Friday, December 9, 2011

Subconscious Racism


Subconscious Racism

            In the movie “A Time to Kill”, a black man named Carl Lee Hailey is on trial in a small town in Mississippi for the murder of the two white men who raped his ten year old daughter. A white attorney named Jake Brigance represents him. At one point Hailey explains why he chose Brigance as his attorney.

            “Well you are white and I am black. See Jake, you think just like them, that’s why I picked you; you are one of them don’t you see?...The fact is, you are just like the rest of them. When you look at me, you don’t see a man, you see a black man… It’s how you was raised. Nigger, negro, black, African American, no matter how you see me, you see me different.”

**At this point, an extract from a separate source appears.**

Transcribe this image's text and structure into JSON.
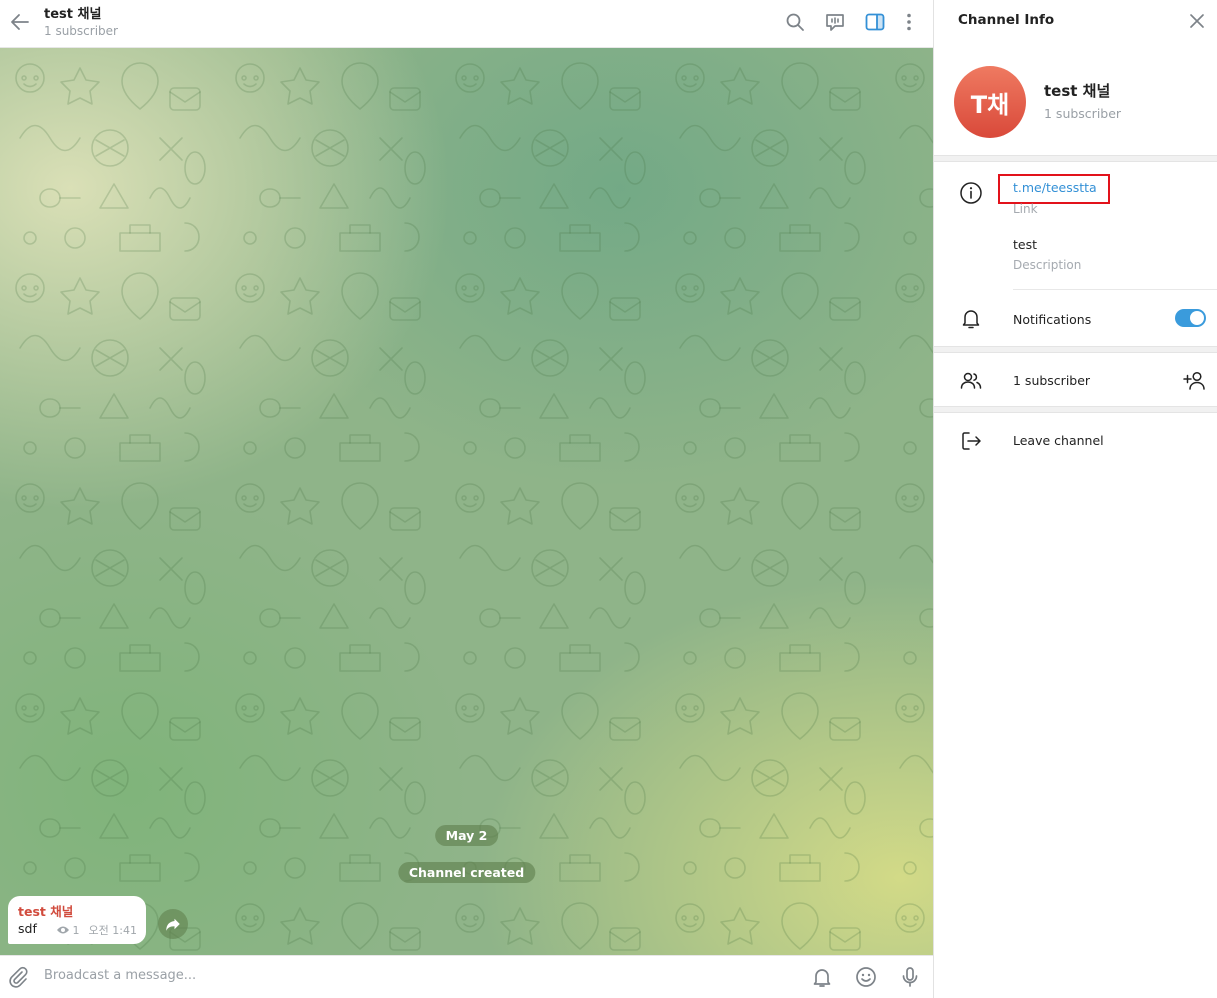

Perhaps that is the essence of race relations today: subconscious racism. Obviously it is not accurate to say that racism doesn’t exist or even to say that voluntary conscious racism does not exist, but the United States has taken strides in the past few decades. The form of racism has dramatically changed but it is not entirely gone. Perhaps it is something as simple and profound as qualifying a person’s being with “black” or “white”. We see each other as different based on nothing more than race. Even if a person does not have a particular bias against black people or think poorly of people of a different race, isn’t just the mire concept of finding a person of color different from us a type of subtle racism? As if being black puts a person in a different category, an impermeable cast. Likewise, does identifying oneself by race only serve to perpetuate this divide or does it create a sense of uniqueness and belonging as if race is one group from which a person could never be expelled.
Is it actually racism to see a person as not just a man but a black man? Why is it that in 2011, this is still a common “problem”? Even just when telling stories, often times people of opposing race are described as that race rather than by their other qualities. (i.e. A white person might say, “I saw Oscar, that tall, black guy in our class, at the Middle Ground today.” But they are unlikely to say, “… James, that tall white boy.”)  Why do we feel the need to qualify a person by their race instead of just seeing them as  a fellow human being?